Re Who we humans are, and our capacity to bring stewardship to all Life: “One of humanity’s prime drives is to understand and be understood. All other living creatures are designed for highly specialized tasks. Man seems unique as the comprehensive comprehender and co-ordinator of local universe affairs.”

Re imagining the human family (I like this one – imagine such a dance!): “There is room enough indoors in New York City for the whole 1963 world’s population to enter, with room enough inside for all hands to dance the twist in average nightclub proximity.”

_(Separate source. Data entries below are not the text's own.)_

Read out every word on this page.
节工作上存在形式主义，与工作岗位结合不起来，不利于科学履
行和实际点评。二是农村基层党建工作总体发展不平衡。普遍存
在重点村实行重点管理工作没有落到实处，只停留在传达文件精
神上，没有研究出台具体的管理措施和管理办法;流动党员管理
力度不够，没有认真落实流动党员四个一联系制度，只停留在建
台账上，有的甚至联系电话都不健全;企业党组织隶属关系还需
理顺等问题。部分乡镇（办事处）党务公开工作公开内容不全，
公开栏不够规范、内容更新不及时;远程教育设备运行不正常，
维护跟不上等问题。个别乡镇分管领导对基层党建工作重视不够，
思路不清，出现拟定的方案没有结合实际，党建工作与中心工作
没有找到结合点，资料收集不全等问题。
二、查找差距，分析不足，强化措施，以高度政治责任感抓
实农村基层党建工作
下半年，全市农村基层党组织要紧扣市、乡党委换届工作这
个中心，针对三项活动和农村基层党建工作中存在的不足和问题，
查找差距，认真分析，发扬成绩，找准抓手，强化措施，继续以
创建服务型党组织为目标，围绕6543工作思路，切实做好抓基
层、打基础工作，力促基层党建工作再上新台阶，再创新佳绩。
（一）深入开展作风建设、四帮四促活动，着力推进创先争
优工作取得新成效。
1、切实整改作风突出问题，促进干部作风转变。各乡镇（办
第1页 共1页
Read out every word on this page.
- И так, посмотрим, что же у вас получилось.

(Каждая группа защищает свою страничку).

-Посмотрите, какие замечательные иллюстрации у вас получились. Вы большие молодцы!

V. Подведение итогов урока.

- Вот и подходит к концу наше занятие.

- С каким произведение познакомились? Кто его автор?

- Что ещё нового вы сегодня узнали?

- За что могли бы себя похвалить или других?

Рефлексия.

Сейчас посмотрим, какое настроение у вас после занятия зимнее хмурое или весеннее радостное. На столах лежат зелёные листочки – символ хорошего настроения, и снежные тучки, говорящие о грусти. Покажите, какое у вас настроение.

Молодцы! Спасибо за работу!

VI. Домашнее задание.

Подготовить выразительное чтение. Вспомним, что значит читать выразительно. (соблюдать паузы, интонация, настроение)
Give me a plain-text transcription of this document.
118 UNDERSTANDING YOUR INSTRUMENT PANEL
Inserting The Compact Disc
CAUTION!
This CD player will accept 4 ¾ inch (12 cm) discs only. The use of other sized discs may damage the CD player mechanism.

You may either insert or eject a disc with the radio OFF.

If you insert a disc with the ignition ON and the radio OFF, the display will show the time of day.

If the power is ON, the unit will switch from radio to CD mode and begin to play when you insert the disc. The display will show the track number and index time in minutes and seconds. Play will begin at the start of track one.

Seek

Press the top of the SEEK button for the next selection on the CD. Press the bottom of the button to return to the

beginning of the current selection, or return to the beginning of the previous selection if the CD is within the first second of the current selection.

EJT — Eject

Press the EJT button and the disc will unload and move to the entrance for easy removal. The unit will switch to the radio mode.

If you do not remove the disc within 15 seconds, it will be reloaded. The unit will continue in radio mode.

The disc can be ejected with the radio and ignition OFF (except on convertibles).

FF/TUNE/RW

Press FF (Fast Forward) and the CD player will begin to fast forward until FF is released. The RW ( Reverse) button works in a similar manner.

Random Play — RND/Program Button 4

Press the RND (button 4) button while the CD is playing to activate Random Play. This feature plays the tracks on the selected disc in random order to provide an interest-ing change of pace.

Re abandoning none: “We are not going to be able to operate our Spaceship Earth successfully nor for much longer unless we see it as a whole spaceship and our fate as common. It has to be everybody or nobody.”

My Best!–MaggieAnn


About maggieannthoeni

A description once given of me was "rooted in the earth while roaming the stars" - and this has felt 'right'. I believe in something akin to this for each of us. I am a passionate supporter of discovering the autonomous self while serving the whole as primary intent. I believe in discovery of innate principles, clearing the overlay of socialization that obscures this from us. I believe it is our responsibility to leave no one behind - most particularly to respond to suffering as best we can whereever we find it, whenever we are made aware. I believe in this for the insect as well as the most magnificent form of humanity. I believe in brother/sisterhood without boundary. I believe in righteous indignation when it is appropriate, but do not believe in an enemy. I believe in consciousness, in intelligence, in logic, in rationality, in emotion, in transcendence - and am convinced until we generally practice explore and honor all this in ourselves, we remain profoundly immature. (I believe real maturity is known and practiced by many young children, and not enough adults!)